Santiago-Fuentes Laura M, Charleston-Villalobos Sonia, Gonzalez-Camarena Ramon, Mejia-Avila Mayra, Mateos-Toledo Heidegger, Buendia-Roldan Ivette, Aljama-Corrales Tomas
Annu Int Conf IEEE Eng Med Biol Soc. 2017 Jul;2017:2757-2760. doi: 10.1109/EMBC.2017.8037428.

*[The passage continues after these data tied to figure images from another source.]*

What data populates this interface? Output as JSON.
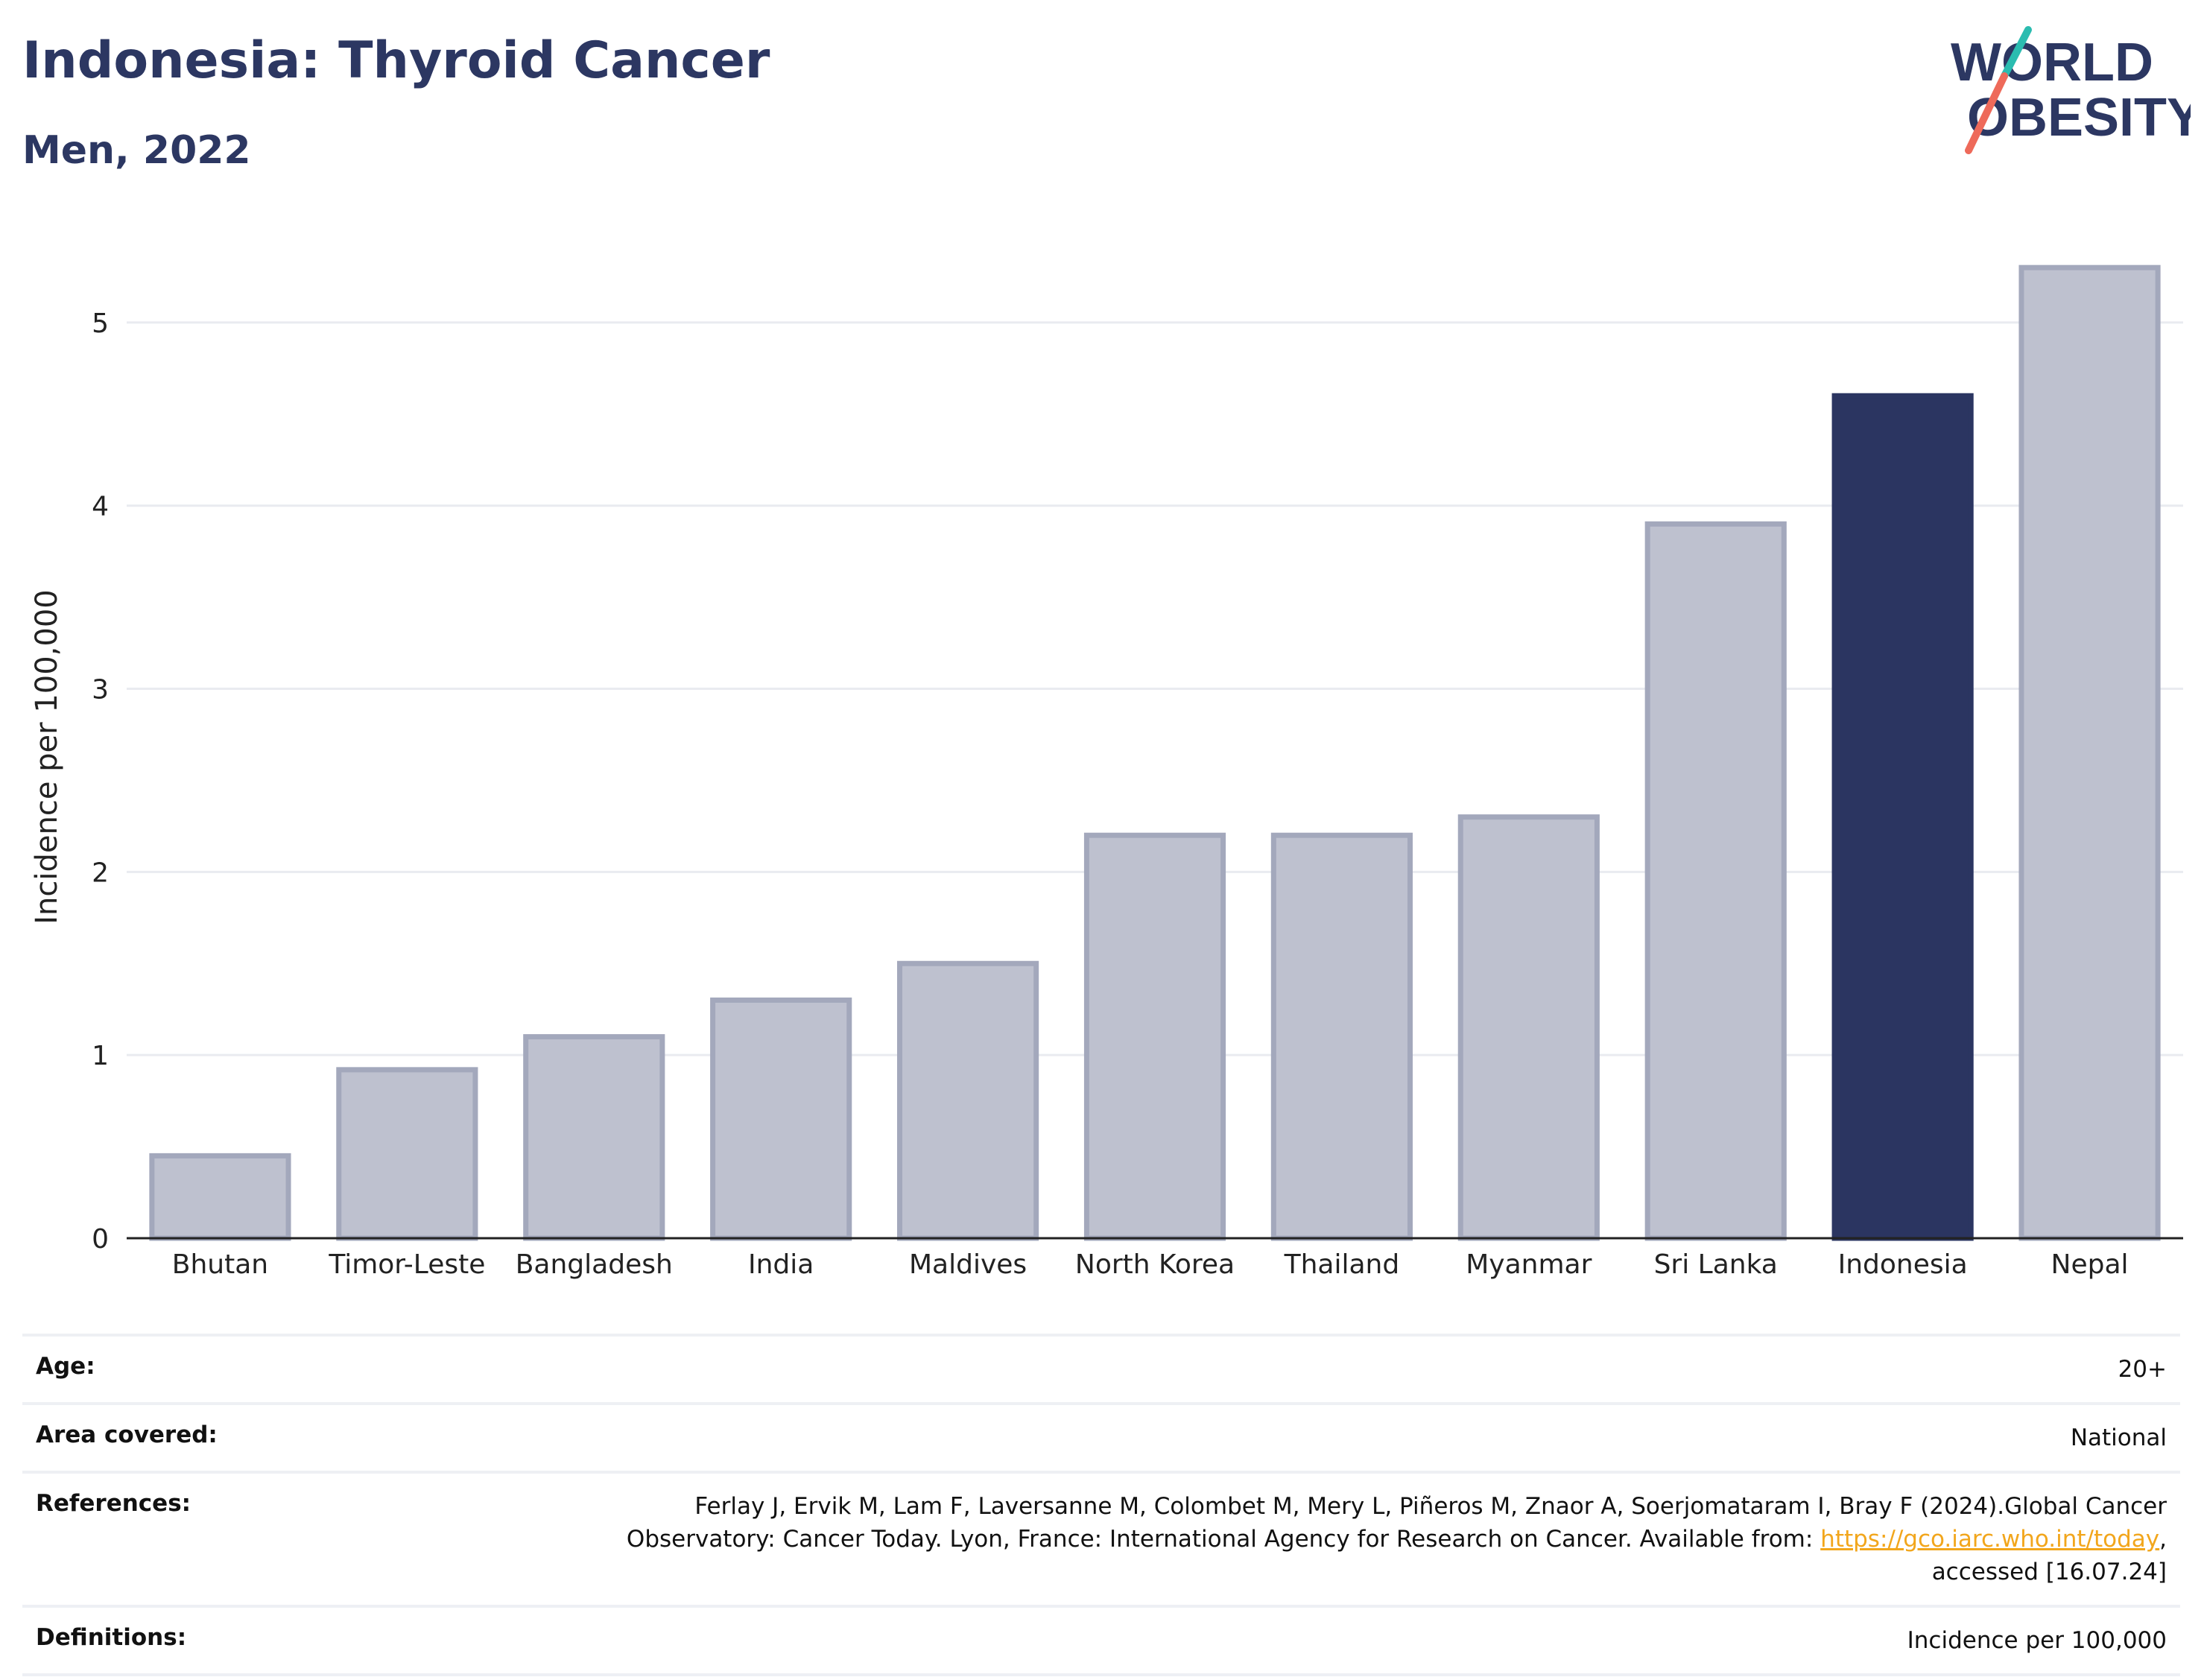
{
  "header": {
    "title": "Indonesia: Thyroid Cancer",
    "subtitle": "Men, 2022",
    "logo_line1": "WORLD",
    "logo_line2": "OBESITY"
  },
  "chart_data": {
    "type": "bar",
    "categories": [
      "Bhutan",
      "Timor-Leste",
      "Bangladesh",
      "India",
      "Maldives",
      "North Korea",
      "Thailand",
      "Myanmar",
      "Sri Lanka",
      "Indonesia",
      "Nepal"
    ],
    "values": [
      0.45,
      0.92,
      1.1,
      1.3,
      1.5,
      2.2,
      2.2,
      2.3,
      3.9,
      4.6,
      5.3
    ],
    "highlight": "Indonesia",
    "ylabel": "Incidence per 100,000",
    "ylim": [
      0,
      5.5
    ],
    "yticks": [
      0,
      1,
      2,
      3,
      4,
      5
    ],
    "grid": true,
    "colors": {
      "bar": "#bec1cf",
      "bar_border": "#a3a8bc",
      "highlight": "#2b3561",
      "grid": "#e9ebf0",
      "axis": "#222222"
    }
  },
  "metadata": {
    "age_label": "Age:",
    "age_value": "20+",
    "area_label": "Area covered:",
    "area_value": "National",
    "references_label": "References:",
    "references_line1": "Ferlay J, Ervik M, Lam F, Laversanne M, Colombet M, Mery L, Piñeros M, Znaor A, Soerjomataram I, Bray F (2024).Global Cancer",
    "references_line2": "Observatory: Cancer Today. Lyon, France: International Agency for Research on Cancer. Available from: ",
    "references_link": "https://gco.iarc.who.int/today",
    "references_line3": "accessed [16.07.24]",
    "definitions_label": "Definitions:",
    "definitions_value": "Incidence per 100,000"
  }
}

Interstitial lung diseases (ILDs) have been increasing their relevance in loss of lives according to a recent world wide medical information. Idiopathic pulmonary fibrosis (IPF) and combined pulmonary fibrosis and emphysema syndrome (CPFES) belong to ILD class with the latter having a limited survival prognosis. In clinical environment high resolution computed tomography (HRCT) is used to detect CPFE; however, there is still controversy about the amount of emphysema observed in HRCT to declare CPFES. Consequently, to help in the diagnosis of CPFES to develop an alternative technique seems to be attractive. In this study, we propose a multichannel acoustic approach to discriminate between IPF and CPFES parameterizing the multichannel lung sounds information linearly and classifying it by neural networks (NN). The NN performance using different features provided values above 90% in the validation phase. Furthermore, to test the trained NN, the proposed approach was applied on new data from five patients 3 diagnosed by experts as CPFES and 2 with IPF. The univariate autoregressive model obtained the best classification followed by the feature vector formed by the percentile frequencies augmented by the total power of the acoustic information. Results indicate that multichannel acoustic analysis is promising to discern between these two ILDs.
根据最近的全球医学信息,间质性肺疾病(ILDs)在致死率方面的相关性一直在增加。特发性肺纤维化(IPF)和合并性肺纤维化和肺气肿综合征(CPFES)属于ILD类别,后者的生存预后有限。在临床环境中,高分辨率计算机断层扫描(HRCT)用于检测CPFE;然而,对于在HRCT中观察到的用于诊断CPFES的肺气肿量仍存在争议。因此,开发一种替代技术以帮助诊断CPFES似乎很有吸引力。在本研究中,我们提出了一种多通道声学方法,通过对多通道肺音信息进行线性参数化并利用神经网络(NN)对其进行分类,来区分IPF和CPFES。在验证阶段,使用不同特征的NN性能提供了高于90%的值。此外,为了测试训练好的NN,将所提出的方法应用于来自五名患者的新数据,其中3名被专家诊断为CPFES,2名被诊断为IPF。单变量自回归模型获得了最佳分类,其次是由声学信息总功率增强的百分位数频率形成的特征向量。结果表明,多通道声学分析有望区分这两种ILD。